Do Profits Drive Innovation and Cost-Savings in Health Care?

Monica Sanchez's picture

CAF STAFF

We hear a lot about how people want choice and giving them those choices will drive competition.

“Competition” is really code for the profit motive, and free-market believers want to convince us that greater competition between for-profit companies will improve our health care system. The facts just don’t bear that blind faith out. The reality is that while profit and competition are not the root of all evil, they are also not the solution to every problem.

In 1992, the Cato institute, a conservative think tank and free-market devotee, made the following claim:

“One reason why our health care system has evolved to its current condition is a series of legislative steps in the post World War II period designed to remove the profit motive from virtually every aspect of medicine. Doctors are trained in nonprofit medical schools. Until recently most hospitals were nonprofit, and the health insurance industry was dominated by nonprofit entities (mainly Blue Cross/Blue Shield) as well… In those areas in which the profit motive is still the major driving force (for example, the manufacturer of medical equipment and pharmaceuticals) innovation and change are rampant. But in the area of solving patient problems, cost-reducing innovations have been few and far between.” [Emphasis added.]

So what has happened? The health insurance care industry is now mostly for-profit and health care costs have never been higher.

In fact, the very industries that Cato lauded for their profit-driven innovation have been found to be driving health care costs in the United States through the proverbial roof. According to a new report from the Center for Studying Health System Change (HSC) titled “High and Rising Health Care Costs: Demystifying Health Care Spending,” the cause of long-term health care inflation is advancing medical technologies.

Maggie Mahar of the Century Foundation explains the results in this way:

“Paul Ginsburg, the report’s author, bases his study on an in-depth review of an ‘extensive literature that examines which drivers are most important in explaining increases in health spending over time.’ The conclusions ‘have been very consistent,’ he observes. ‘Technological change (which in the world of medicine includes innovations in equipment, devices, drugs, tests, and surgical procedures) is the most important factor.’

“But one thinks of ongoing technological advances as one of the great virtues of U.S. healthcare: how can we regret the high cost of that technology?
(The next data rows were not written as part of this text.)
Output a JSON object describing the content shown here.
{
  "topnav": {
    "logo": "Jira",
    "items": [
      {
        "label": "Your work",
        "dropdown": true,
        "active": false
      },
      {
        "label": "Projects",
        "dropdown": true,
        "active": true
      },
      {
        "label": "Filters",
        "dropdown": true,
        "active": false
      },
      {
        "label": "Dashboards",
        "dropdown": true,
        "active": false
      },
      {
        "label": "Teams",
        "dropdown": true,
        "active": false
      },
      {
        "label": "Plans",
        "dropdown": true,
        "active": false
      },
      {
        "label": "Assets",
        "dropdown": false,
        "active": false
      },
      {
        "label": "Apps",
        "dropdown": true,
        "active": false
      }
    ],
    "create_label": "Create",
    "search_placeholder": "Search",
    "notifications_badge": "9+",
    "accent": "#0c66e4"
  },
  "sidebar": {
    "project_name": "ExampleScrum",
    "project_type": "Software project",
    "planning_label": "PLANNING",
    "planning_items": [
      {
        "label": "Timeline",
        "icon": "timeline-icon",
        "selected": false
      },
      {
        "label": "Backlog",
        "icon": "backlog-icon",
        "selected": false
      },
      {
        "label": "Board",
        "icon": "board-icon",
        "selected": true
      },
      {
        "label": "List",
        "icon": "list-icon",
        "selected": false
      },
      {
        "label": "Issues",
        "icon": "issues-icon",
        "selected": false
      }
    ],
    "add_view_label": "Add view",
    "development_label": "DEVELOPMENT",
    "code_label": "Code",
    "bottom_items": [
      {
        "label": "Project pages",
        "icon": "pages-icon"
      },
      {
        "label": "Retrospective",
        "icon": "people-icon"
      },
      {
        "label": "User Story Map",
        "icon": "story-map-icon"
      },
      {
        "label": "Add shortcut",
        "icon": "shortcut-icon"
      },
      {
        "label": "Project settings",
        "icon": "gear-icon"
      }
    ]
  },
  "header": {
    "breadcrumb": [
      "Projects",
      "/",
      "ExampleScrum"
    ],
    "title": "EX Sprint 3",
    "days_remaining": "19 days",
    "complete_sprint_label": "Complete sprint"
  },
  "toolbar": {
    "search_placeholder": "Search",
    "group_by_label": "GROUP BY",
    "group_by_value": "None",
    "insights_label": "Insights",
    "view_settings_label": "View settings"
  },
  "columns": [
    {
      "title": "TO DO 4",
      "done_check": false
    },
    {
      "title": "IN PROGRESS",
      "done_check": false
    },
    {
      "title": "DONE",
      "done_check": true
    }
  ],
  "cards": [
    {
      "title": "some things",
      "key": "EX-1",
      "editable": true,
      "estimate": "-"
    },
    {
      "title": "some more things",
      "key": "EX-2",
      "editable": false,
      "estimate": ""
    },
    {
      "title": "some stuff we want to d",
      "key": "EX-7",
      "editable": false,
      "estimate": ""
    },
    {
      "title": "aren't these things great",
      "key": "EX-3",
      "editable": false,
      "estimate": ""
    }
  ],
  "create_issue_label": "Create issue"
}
“The answer: some of the treatments are valuable, some are not. As Ginsburg notes, ‘Advancing technology may have a particularly large impact on spending in the United States because of few requirements that effectiveness be demonstrated before technologies are used broadly.’

“Moreover, much of our technology is overpriced. The U.S. pays significantly more than other nations for precisely the same products and services. Finally, and most importantly, we often use the technology on a broad swathe of patients when only a few, who fit a very specific profile, actually benefit from it.

“But the technology itself is not the only problem; low productivity also contributes mightily to runaway health care inflation. In other industries, technology has boosted productivity. Not so in healthcare, Ginsburg explains, in large part because ‘healthcare delivers these new technologies relatively inefficiently.’ For example, the report notes that ‘too many small facilities’ that invest in bleeding edge technologies run ‘well below capacity.’

The problem is this: rather than collaborating to share new technology, hospitals and outpatient centers all invest in the same equipment as they vie for well-insured patients. As a result, ‘costs in outpatient settings are higher’ than they need be, and higher than in many hospitals ‘because of subscale operation of facilities.’ Ginsburg explains: “In contrast to a hospital where CT equipment is being used for 20–30 scans per day, freestanding outpatient facilities,’ which charge ‘very high prices’ and enjoy ‘lower overhead’ can ‘earn a profit at 4–8 scans per day.’” [Emphasis added.]

In other words, competition and the profit-motive are driving the United States healthcare system into the poor house!

Even, Mark V. Pauly, Ph.D., a proponent of free-market competition in health care, admitted there are limits to what competition can accomplish at the FTC/DOJ Hearings on Health Care Competition Law and Policy. He said “competition alone can never get all or even most of the uninsured insured; stop the real growth in medical care spending; lead to optimal rates of product innovation; or maximize quality or minimize errors.”

Watch this film, which makes a compelling case that profits do more harm than good to our health care system at all levels.

It’s time we looked in a new direction for the solution to these thorny problems! What we need is:

  • A public alternative to insurance company coverage that is accountable to us.
  • Fair regulation and oversight of insurance companies, with government as a watchdog.